Consider the challenge of capturing value from marketing campaign data across multiple social media platforms days after they launch. Robotic process automation (RPA) and other tools that power modern analytics can help companies sidestep spreadsheets to reallocate and retarget their social budgets on the fly.
Nearly half of non-CEO executives credit AI and RPA-driven data with improving their decision-making. Yet only one-fourth of CEOs currently say the same.
The data divide
The data becomes even more worrisome for CEOs whose organizations lag rivals in adopting enterprise digital platforms. At digital leader organizations, CEOs far outpace their counterparts as followers when it comes to using advanced analytics tools, such as AI and RPA.
- CEOs who use RPA-enhanced platforms
- CEOs who use AI analytics platforms
That opportunity gap with analytics has broader implications: The most digitally mature organizations, according to the survey, report greater customer satisfaction and retention. They’re also growing revenue and market share at higher rates than their competitors. One reason for the increasing competitive edge? Digital leaders are successfully using AI to track competitors.

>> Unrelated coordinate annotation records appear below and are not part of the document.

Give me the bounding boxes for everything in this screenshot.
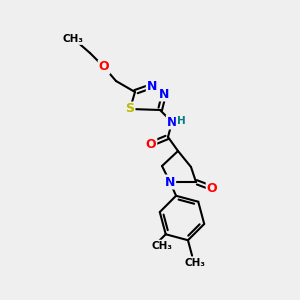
Text: O: O bbox=[207, 182, 217, 194]
Text: N: N bbox=[165, 176, 175, 188]
Text: CH₃: CH₃ bbox=[62, 34, 83, 44]
Text: N: N bbox=[159, 88, 169, 100]
Text: H: H bbox=[177, 116, 185, 126]
Text: O: O bbox=[146, 137, 156, 151]
Text: CH₃: CH₃ bbox=[184, 258, 206, 268]
Text: CH₃: CH₃ bbox=[152, 241, 173, 250]
Text: O: O bbox=[99, 61, 109, 74]
Text: N: N bbox=[167, 116, 177, 128]
Text: S: S bbox=[125, 103, 134, 116]
Text: N: N bbox=[147, 80, 157, 92]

“With natural language processing, image recognition, and video annotation, you can use AI to find patterns across unstructured data sources,” says Richard Wendell, CEO of biomedical technology company Tellic. “AI can crawl the newswire and social media to find competitive signals from data sources that companies were typically not able to leverage before.”
Gleaning insights from competitors’ strategic moves in near-real time is a valuable capability. But that doesn’t mean that executive decision-making will become all science, no art any time soon.
“AI is well-suited to tactical, structured decisions that rely on lots of data,” says Davenport. “But innovation, rethinking business models and global expansion decisions are typically less structured, so they will always involve deeper human exploration.”
CEOs should take note: AI will always have its limits, but early evidence shows that these new forms of business intelligence may soon be invaluable for chief executives to hold on to their jobs.